The black hole's song is the lowest sound in the known universe. It booms like a cannon and travels in immense waves, vibrating newborn stars to death. It's a sonic sweeping of stellar proportions.
Sean Hayes was reading the New York Times a few years ago when he came across the headline: "Music of the Heavens Turns Out to Sound a Lot Like a B Flat." The article said the destructive force of a black hole—via sound waves—can span billions of miles. "The article said this was a good thing because the black hole's song keeps the galaxy cleaned up, not too crowded," says the San Francisco singer-songwriter. "In my life at the time I was going through this thing where someone close to me was a little baby star and another friend of mine was definitely the big black hole. I was trying to figure out what to do about this situation, because I was stuck right smack in the middle of it. One of the easiest things for me to do was write a song."

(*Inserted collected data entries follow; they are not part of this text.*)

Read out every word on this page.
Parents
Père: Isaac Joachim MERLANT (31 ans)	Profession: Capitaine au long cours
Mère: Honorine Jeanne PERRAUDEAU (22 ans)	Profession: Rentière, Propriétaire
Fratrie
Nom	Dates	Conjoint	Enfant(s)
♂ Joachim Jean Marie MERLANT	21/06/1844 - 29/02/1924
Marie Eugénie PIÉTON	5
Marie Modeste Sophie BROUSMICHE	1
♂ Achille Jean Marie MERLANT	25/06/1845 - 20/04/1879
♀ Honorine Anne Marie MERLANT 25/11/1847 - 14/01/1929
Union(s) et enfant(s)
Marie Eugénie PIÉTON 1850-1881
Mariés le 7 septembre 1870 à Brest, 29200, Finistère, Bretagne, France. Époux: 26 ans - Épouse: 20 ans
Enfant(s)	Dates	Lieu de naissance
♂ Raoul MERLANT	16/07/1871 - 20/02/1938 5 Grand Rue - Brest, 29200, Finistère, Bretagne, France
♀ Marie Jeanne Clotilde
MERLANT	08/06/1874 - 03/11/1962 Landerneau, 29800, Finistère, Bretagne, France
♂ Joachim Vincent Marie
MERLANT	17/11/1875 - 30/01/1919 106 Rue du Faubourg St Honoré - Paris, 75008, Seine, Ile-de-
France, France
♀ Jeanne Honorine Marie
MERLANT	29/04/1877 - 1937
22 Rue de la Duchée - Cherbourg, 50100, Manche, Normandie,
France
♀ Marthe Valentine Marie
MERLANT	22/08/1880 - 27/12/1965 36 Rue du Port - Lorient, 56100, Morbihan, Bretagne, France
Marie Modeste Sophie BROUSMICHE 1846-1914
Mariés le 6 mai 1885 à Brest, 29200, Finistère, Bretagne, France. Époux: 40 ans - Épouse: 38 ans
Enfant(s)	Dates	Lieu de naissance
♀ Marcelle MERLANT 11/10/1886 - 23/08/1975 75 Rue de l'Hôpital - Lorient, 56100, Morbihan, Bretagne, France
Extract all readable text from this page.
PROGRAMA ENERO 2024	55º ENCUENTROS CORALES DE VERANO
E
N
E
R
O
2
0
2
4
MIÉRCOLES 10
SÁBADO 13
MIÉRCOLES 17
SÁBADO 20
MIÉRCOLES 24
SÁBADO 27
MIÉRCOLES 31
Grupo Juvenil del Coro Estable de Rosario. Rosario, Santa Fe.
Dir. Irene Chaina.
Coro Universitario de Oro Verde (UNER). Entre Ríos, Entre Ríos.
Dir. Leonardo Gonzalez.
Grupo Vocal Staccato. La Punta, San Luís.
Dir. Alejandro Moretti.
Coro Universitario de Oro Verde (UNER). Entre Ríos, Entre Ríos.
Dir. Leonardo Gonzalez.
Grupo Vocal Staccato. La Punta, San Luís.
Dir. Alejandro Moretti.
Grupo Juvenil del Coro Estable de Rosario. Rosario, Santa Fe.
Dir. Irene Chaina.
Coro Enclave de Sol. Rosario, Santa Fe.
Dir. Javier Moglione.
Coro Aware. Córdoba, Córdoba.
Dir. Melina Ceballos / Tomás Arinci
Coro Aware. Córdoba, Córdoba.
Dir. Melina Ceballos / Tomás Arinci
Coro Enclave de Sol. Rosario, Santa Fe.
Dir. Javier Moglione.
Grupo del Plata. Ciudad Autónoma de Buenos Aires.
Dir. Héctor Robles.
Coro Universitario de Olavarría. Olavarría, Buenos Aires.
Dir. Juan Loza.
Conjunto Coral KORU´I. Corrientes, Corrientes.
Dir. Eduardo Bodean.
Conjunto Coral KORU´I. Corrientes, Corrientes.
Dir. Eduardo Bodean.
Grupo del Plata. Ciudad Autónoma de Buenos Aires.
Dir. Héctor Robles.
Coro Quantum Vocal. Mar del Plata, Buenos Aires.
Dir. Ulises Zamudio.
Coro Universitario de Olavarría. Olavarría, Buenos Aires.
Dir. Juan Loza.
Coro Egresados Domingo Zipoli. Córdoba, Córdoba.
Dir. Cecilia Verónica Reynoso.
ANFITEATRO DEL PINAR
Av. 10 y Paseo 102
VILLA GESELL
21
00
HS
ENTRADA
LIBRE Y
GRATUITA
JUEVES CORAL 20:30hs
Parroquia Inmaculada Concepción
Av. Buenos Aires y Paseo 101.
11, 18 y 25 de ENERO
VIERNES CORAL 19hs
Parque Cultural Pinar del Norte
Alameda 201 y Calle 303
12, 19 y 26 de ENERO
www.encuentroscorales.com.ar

So Hayes wrote "Big Black Hole and the Little Baby Star" and recorded an album with the same name around it. That album was one of 2006's most overlooked. Which is a word that describes Hayes's quietly brilliant career: He was there when the freak-folk phenomenon erupted in the Bay Area in '03 and '04, and though his music could easily be grouped with Devendra Banhart's or Jolie Holland's (a longtime friend and collaborator), he was never packaged as part of that scene.
"I'm a little bit older than those people," he says, "and I've never been too aggressive about the whole record industry and stuff like that. I've always just played my music and figured, hey, we'll see what happens. There's a big reality to getting out there and getting a machine behind you. All those people had record deals and publicists. You're gonna find out about them."
Hayes is his own machine—he writes, records, and releases his material on his own. He sells his CDs online and at shows and he books his own tours. It sounds haphazard, but there's strategy behind his DIY approach.
"I sell a record for 10 bucks at a show and I make that money back," he says. "Somebody on a record label sells a record for 10 bucks and they might make a dollar off it. So I have to sell a lot fewer records. My measure of success is totally different."
Hayes's music—mostly acoustic, often accompanied by accordion or tuba or oboe or marimba—is loose, dusty, alive. The worn, soulful twang of Hayes's voice is the byproduct of his North Carolina upbringing; the eclectic, kitchen-sink instrumentation is the fruit of friendships with a huge variety of Bay Area musicians. "I'm not really good with accessories," he says. "That's why acoustic guitar has always been good."
Big Black Hole and the Little Baby Star would be front-porch music—if your front porch overlooked a paisley-printed carnival parade. Hayes's most recent record, this year's Flowering Spade, is stripped down, Hayes's weathered voice a confidential rasp, the songwriting skeletal and haunting. Where Big Black Hole has a jaunty sense of humor—tubas are funny, first of all, as is Hayes's random swearing in otherwise low-key songs—Flowering Spade is confessional. Turns out its inspiration, the hand-drawn image on the album's cover, also came from something Hayes read.
"That image, that song came from an article in Arthur about sigils," Hayes says. "People used to consider them a magical device. You have an intention, and you would endow a symbol with that intention that you wanna do in your life. All kinds of things are sigils; they're all around us all the time, these magical devices, like the Nike Swoosh. They're really nothing—the Nike Swoosh is just this thing, but because of all the connotation, it's very powerful."
So Hayes made his own sigil and endowed it with the intention of "movement" and "creativity."
"That cover is what I ended up drawing," he says. "It's a spade, and it occurred to me that it's a flowering spade, and it seemed like an archetypal image that had been around forever."
People have been drawing spades forever. Guys have been strumming acoustic guitars and singing songs almost as long. Hayes imbues these archetypes with intention and the result, you could say, is magical.